Abstract Number 4214: Discovery and characterization of potent and selective AXL receptor tyrosine kinase inhibitors for cancer therapy

Please refer to Arcus’s pipeline at www.arcusbio.com for the company’s most current pipeline and development plans.

Financial Results for the Fourth Quarter and Full Year Ended December 31, 2019

Cash, cash equivalents and investments in marketable securities were $188.3 million as of December 31, 2019, compared to $259.7 million at December 31, 2018. The decrease was due to the utilization of cash to fund our research, development and administrative operations. Based on our current operating plans, we anticipate that our cash, cash equivalents and investments will be sufficient to fund operations into 2021.

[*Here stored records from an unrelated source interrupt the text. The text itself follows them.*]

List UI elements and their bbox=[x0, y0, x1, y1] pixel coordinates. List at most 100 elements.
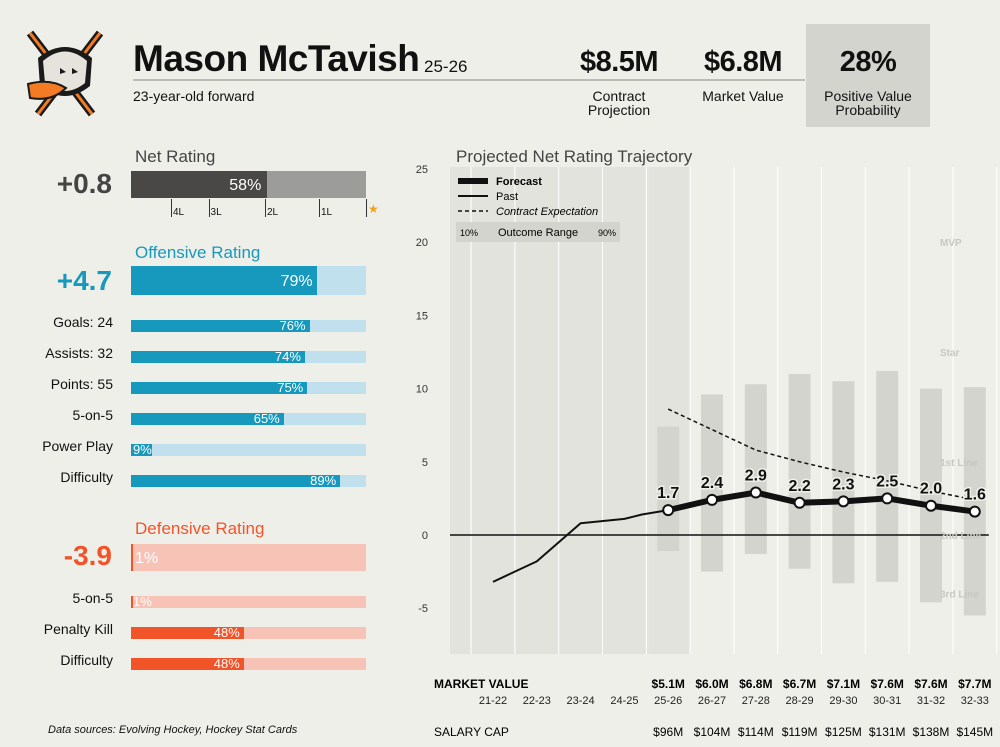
offensive-row-track bbox=[131, 444, 366, 456]
tier-tick-label: 3L bbox=[210, 207, 222, 218]
y-tick-label: -5 bbox=[418, 603, 428, 615]
y-tick-label: 0 bbox=[422, 530, 428, 542]
outcome-range-bar bbox=[920, 388, 942, 603]
season-tick-label: 29-30 bbox=[829, 695, 857, 707]
offensive-row-label: Goals: 24 bbox=[53, 314, 113, 330]
tier-tick bbox=[170, 199, 172, 217]
tier-label: MVP bbox=[940, 238, 962, 249]
salary-cap-cell: $145M bbox=[956, 725, 993, 739]
offensive-row-label: Power Play bbox=[42, 438, 113, 454]
kpi-highlight-box bbox=[806, 24, 930, 127]
forecast-value-label: 1.7 bbox=[657, 485, 679, 502]
season-tick-label: 32-33 bbox=[961, 695, 989, 707]
offensive-row-bar: 65% bbox=[131, 411, 366, 426]
offensive-row-pct-label: 76% bbox=[279, 318, 306, 333]
market-value-cell: $7.6M bbox=[914, 677, 947, 691]
offensive-row-pct-label: 65% bbox=[253, 411, 280, 426]
offensive-rating-bar: 79% bbox=[131, 266, 366, 295]
market-value-cell: $7.7M bbox=[958, 677, 991, 691]
offensive-row-pct-label: 9% bbox=[133, 442, 152, 457]
offensive-row-label: Points: 55 bbox=[50, 376, 113, 392]
legend-range-high: 90% bbox=[598, 228, 616, 238]
offensive-row-fill bbox=[131, 382, 308, 394]
forecast-value-label: 2.9 bbox=[745, 468, 767, 485]
market-value-cell: $7.6M bbox=[871, 677, 904, 691]
offensive-rating-value: +4.7 bbox=[56, 265, 112, 296]
season-tick-label: 25-26 bbox=[654, 695, 682, 707]
current-season-shade bbox=[648, 167, 691, 655]
offensive-row-fill bbox=[131, 444, 153, 456]
forecast-value-label: 2.0 bbox=[920, 481, 942, 498]
contract-projection-label: Contract Projection bbox=[587, 88, 651, 118]
forecast-point bbox=[881, 492, 894, 505]
defensive-row-bar: 48% bbox=[131, 656, 366, 671]
salary-cap-row-label: SALARY CAP bbox=[434, 725, 509, 739]
season-tick-label: 27-28 bbox=[742, 695, 770, 707]
market-value-cell: $6.7M bbox=[783, 677, 816, 691]
outcome-range-bar bbox=[657, 426, 680, 552]
offensive-breakdown: Goals: 24 76% Assists: 32 74% Points: 55 75% 5… bbox=[0, 312, 370, 502]
salary-cap-cell: $119M bbox=[782, 725, 818, 739]
tier-tick bbox=[319, 199, 320, 217]
season-tick-label: 23-24 bbox=[567, 695, 595, 707]
season-label: 25-26 bbox=[424, 57, 468, 76]
defensive-rating-bar: 1% bbox=[131, 544, 366, 571]
offensive-row-bar: 74% bbox=[131, 349, 366, 364]
salary-cap-cell: $131M bbox=[869, 725, 906, 739]
offensive-row-bar: 9% bbox=[131, 442, 366, 457]
forecast-point bbox=[837, 495, 850, 508]
forecast-value-label: 2.5 bbox=[876, 473, 898, 490]
offensive-row-pct-label: 75% bbox=[277, 380, 304, 395]
defensive-row-pct-label: 1% bbox=[133, 594, 152, 609]
offensive-rating-pct-label: 79% bbox=[280, 272, 313, 290]
net-rating-fill bbox=[131, 171, 268, 198]
data-source-note: Data sources: Evolving Hockey, Hockey St… bbox=[48, 724, 298, 736]
player-subtitle: 23-year-old forward bbox=[133, 88, 255, 104]
outcome-range-bar bbox=[788, 373, 811, 569]
offensive-row-fill bbox=[131, 475, 341, 487]
net-rating-value: +0.8 bbox=[56, 168, 112, 199]
forecast-point bbox=[706, 493, 718, 506]
past-region-shade bbox=[450, 167, 649, 655]
forecast-point bbox=[925, 499, 937, 512]
chart-legend: Forecast Past Contract Expectation 10% Outco… bbox=[456, 176, 620, 242]
forecast-line bbox=[667, 489, 976, 515]
defensive-row-pct-label: 48% bbox=[213, 656, 240, 671]
chart-title: Projected Net Rating Trajectory bbox=[456, 147, 693, 166]
offensive-row-label: Assists: 32 bbox=[45, 345, 113, 361]
positive-value-probability-label: Positive Value Probability bbox=[824, 88, 912, 118]
legend-contract-label: Contract Expectation bbox=[496, 206, 598, 218]
market-value-value: $6.8M bbox=[703, 46, 783, 78]
forecast-value-label: 2.3 bbox=[832, 476, 854, 493]
net-rating-tiers: 4L 3L 2L 1L ★ bbox=[131, 199, 379, 219]
market-value-label: Market Value bbox=[702, 88, 784, 104]
contract-expectation-line bbox=[667, 408, 975, 501]
defensive-rating-value: -3.9 bbox=[63, 540, 112, 571]
defensive-row-bar: 1% bbox=[131, 594, 366, 609]
forecast-point bbox=[968, 505, 981, 518]
net-rating-pct-label: 58% bbox=[229, 176, 262, 194]
salary-cap-cell: $125M bbox=[825, 725, 862, 739]
net-rating-trajectory-chart: -5 0 5 10 15 20 25 MVP Star 1st Line 2nd Line 3rd L… bbox=[416, 147, 998, 739]
market-value-cell: $7.1M bbox=[827, 677, 860, 691]
offensive-row-label: Difficulty bbox=[60, 469, 113, 485]
salary-cap-cell: $96M bbox=[653, 725, 683, 739]
market-value-cell: $6.0M bbox=[695, 677, 728, 691]
star-icon: ★ bbox=[368, 202, 379, 216]
past-line bbox=[492, 509, 669, 583]
offensive-row-fill bbox=[131, 320, 310, 332]
defensive-row-fill bbox=[131, 596, 134, 608]
defensive-row-label: Penalty Kill bbox=[43, 621, 113, 637]
defensive-breakdown: 5-on-5 1% Penalty Kill 48% Difficulty 48% bbox=[0, 588, 370, 678]
market-value-cell: $6.8M bbox=[739, 677, 772, 691]
season-tick-label: 31-32 bbox=[917, 695, 945, 707]
legend-range-label: Outcome Range bbox=[498, 227, 578, 239]
offensive-rating-title: Offensive Rating bbox=[135, 243, 261, 262]
legend-range-low: 10% bbox=[460, 228, 478, 238]
outcome-range-bar bbox=[744, 384, 767, 555]
tier-label: 2nd Line bbox=[940, 531, 982, 542]
y-tick-label: 10 bbox=[416, 384, 428, 396]
defensive-row-label: Difficulty bbox=[60, 652, 113, 668]
offensive-row-bar: 76% bbox=[131, 318, 366, 333]
outcome-range-bar bbox=[701, 394, 723, 572]
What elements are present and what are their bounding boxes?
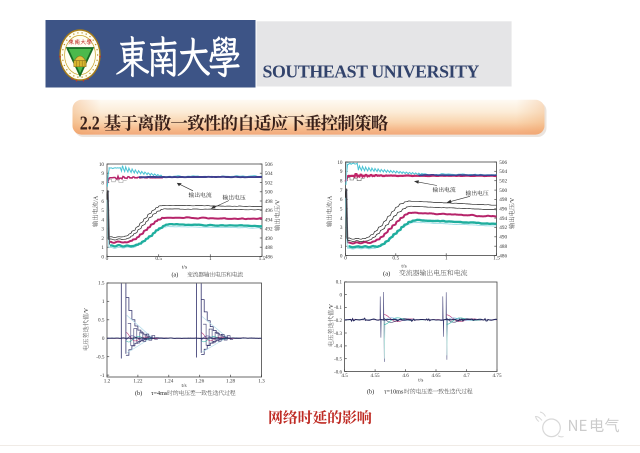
- svg-text:486: 486: [265, 254, 273, 260]
- svg-text:1.2: 1.2: [104, 378, 111, 384]
- svg-text:-0.3: -0.3: [334, 332, 342, 337]
- svg-text:502: 502: [265, 180, 273, 186]
- svg-text:9: 9: [101, 171, 104, 177]
- svg-text:-0.2: -0.2: [334, 319, 342, 324]
- svg-text:/V: /V: [84, 307, 90, 314]
- svg-text:7: 7: [101, 190, 104, 196]
- svg-text:-0.5: -0.5: [334, 358, 342, 363]
- svg-text:5: 5: [101, 208, 104, 214]
- svg-text:/V: /V: [510, 197, 516, 204]
- svg-text:1: 1: [209, 256, 212, 262]
- svg-text:4.6: 4.6: [402, 373, 409, 379]
- svg-text:1: 1: [101, 245, 104, 251]
- svg-text:t/s: t/s: [401, 263, 406, 269]
- svg-text:506: 506: [265, 162, 273, 168]
- svg-text:/A: /A: [328, 195, 334, 202]
- svg-text:0: 0: [106, 256, 109, 262]
- svg-text:488: 488: [499, 244, 507, 250]
- svg-text:4.65: 4.65: [431, 373, 440, 379]
- svg-text:0: 0: [102, 336, 105, 342]
- svg-text:1: 1: [102, 299, 105, 305]
- svg-text:0.5: 0.5: [392, 256, 399, 262]
- svg-text:3: 3: [340, 225, 343, 231]
- svg-text:(b): (b): [135, 390, 142, 397]
- svg-text:0: 0: [344, 256, 347, 262]
- svg-text:490: 490: [499, 235, 507, 241]
- svg-text:496: 496: [499, 207, 507, 213]
- svg-text:(a): (a): [383, 270, 390, 277]
- svg-text:9: 9: [340, 169, 343, 175]
- svg-text:-1: -1: [100, 373, 105, 379]
- svg-text:1.26: 1.26: [195, 378, 204, 384]
- svg-text:-0.1: -0.1: [334, 306, 342, 311]
- svg-text:4.5: 4.5: [341, 373, 348, 379]
- svg-text:1.5: 1.5: [493, 256, 500, 262]
- svg-text:0: 0: [340, 293, 343, 298]
- svg-text:10: 10: [337, 160, 343, 166]
- svg-text:t/s: t/s: [418, 378, 423, 384]
- svg-text:1: 1: [445, 256, 448, 262]
- svg-text:t/s: t/s: [181, 383, 186, 389]
- svg-text:-0.5: -0.5: [96, 355, 105, 361]
- svg-text:4.7: 4.7: [463, 373, 470, 379]
- svg-text:τ=4ms: τ=4ms: [151, 390, 168, 397]
- svg-text:t/s: t/s: [182, 264, 187, 270]
- svg-text:1.22: 1.22: [133, 378, 142, 384]
- svg-text:1.5: 1.5: [98, 281, 105, 287]
- svg-text:492: 492: [499, 225, 507, 231]
- svg-text:7: 7: [340, 188, 343, 194]
- svg-text:3: 3: [101, 227, 104, 233]
- svg-text:5: 5: [340, 207, 343, 213]
- svg-text:(a): (a): [172, 272, 179, 279]
- svg-text:496: 496: [265, 208, 273, 214]
- svg-text:/V: /V: [329, 303, 335, 310]
- svg-text:506: 506: [499, 160, 507, 166]
- svg-text:6: 6: [101, 199, 104, 205]
- svg-text:4.75: 4.75: [492, 373, 501, 379]
- svg-text:494: 494: [265, 217, 273, 223]
- svg-text:2: 2: [340, 235, 343, 241]
- svg-text:-0.4: -0.4: [334, 345, 342, 350]
- svg-text:500: 500: [499, 188, 507, 194]
- svg-text:/V: /V: [276, 199, 282, 206]
- svg-text:1: 1: [340, 244, 343, 250]
- svg-text:502: 502: [499, 179, 507, 185]
- svg-text:4: 4: [101, 217, 104, 223]
- svg-text:SOUTHEAST UNIVERSITY: SOUTHEAST UNIVERSITY: [263, 62, 480, 82]
- svg-text:504: 504: [499, 169, 507, 175]
- svg-text:(b): (b): [367, 389, 374, 396]
- svg-text:6: 6: [340, 197, 343, 203]
- svg-text:1.24: 1.24: [164, 378, 173, 384]
- svg-text:498: 498: [265, 199, 273, 205]
- svg-text:1.3: 1.3: [258, 378, 265, 384]
- svg-text:8: 8: [101, 180, 104, 186]
- svg-text:0.1: 0.1: [336, 281, 343, 286]
- svg-text:10: 10: [99, 162, 105, 168]
- svg-text:2.2: 2.2: [80, 112, 100, 134]
- svg-text:490: 490: [265, 236, 273, 242]
- svg-text:1.5: 1.5: [259, 256, 266, 262]
- svg-text:498: 498: [499, 197, 507, 203]
- svg-text:0: 0: [340, 253, 343, 259]
- svg-text:1.28: 1.28: [226, 378, 235, 384]
- svg-text:/A: /A: [94, 195, 100, 202]
- svg-text:0.5: 0.5: [155, 256, 162, 262]
- svg-text:2: 2: [101, 236, 104, 242]
- svg-text:8: 8: [340, 179, 343, 185]
- svg-text:τ=10ms: τ=10ms: [384, 389, 404, 396]
- svg-text:0: 0: [101, 254, 104, 260]
- svg-text:504: 504: [265, 171, 273, 177]
- svg-text:4: 4: [340, 216, 343, 222]
- svg-text:4.55: 4.55: [371, 373, 380, 379]
- svg-text:486: 486: [499, 253, 507, 259]
- svg-text:500: 500: [265, 190, 273, 196]
- svg-text:492: 492: [265, 227, 273, 233]
- svg-text:488: 488: [265, 245, 273, 251]
- svg-text:-0.6: -0.6: [334, 370, 342, 375]
- svg-text:0.5: 0.5: [98, 318, 105, 324]
- svg-text:494: 494: [499, 216, 507, 222]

Revenues: Collaboration and license revenue was $9.8 million for the fourth quarter of 2019 and $15.0 million for the year ended December 31, 2019, compared to $1.6 million and $8.4 million, respectively, for the same periods in 2018. The increase in revenue during the fourth quarter as compared to the same period of the prior year was primarily due to Taiho Pharmaceutical’s exercise of its option for our anti-PD-1 antibody program, including zimberelimab. The increase in revenue for the full year 2019 as compared to 2018 is primarily due to Taiho’s exercise of its option for our anti-PD-1 antibody program, including zimberelimab, and an upward remeasurement of the initial transaction price for our existing agreement with Taiho following our adoption in 2019 of the new GAAP revenue accounting standard, ASC 606. The overall increase for the full year 2019 is partially offset by a $3.0 million fee that we recognized in 2018 following Taiho’s exercise of its option for our adenosine receptor antagonist program (AB928).

R&D Expenses: Research and development expenses were $20.7 million for the fourth quarter of 2019 and $78.5 million for the year ended December 31, 2019, compared to $11.4 million and $49.6 million, respectively, for the same periods in 2018. The increase in research and development expenses was primarily due to an increase in clinical activities to support our four programs in clinical development and an increase in R&D headcount and related costs.

G&A Expenses: General and administrative expenses were $6.6 million for the fourth quarter of 2019 and $25.2 million for the year ended December 31, 2019, compared to $3.6 million and $13.6 million, respectively, for the same periods in 2018. The increase in general and administrative expenses was primarily due to an increase in G&A headcount and related costs, as well as additional compliance costs related to operations as a public company.

Net Loss: Net loss was $16.6 million for the fourth quarter of 2019 and $84.7 million for the year ended December 31, 2019, compared to $12.3 million and $49.6 million for the same periods in 2018, respectively. The increase in net loss as compared to the prior periods was primarily attributable to an increase in operating expenses as noted above.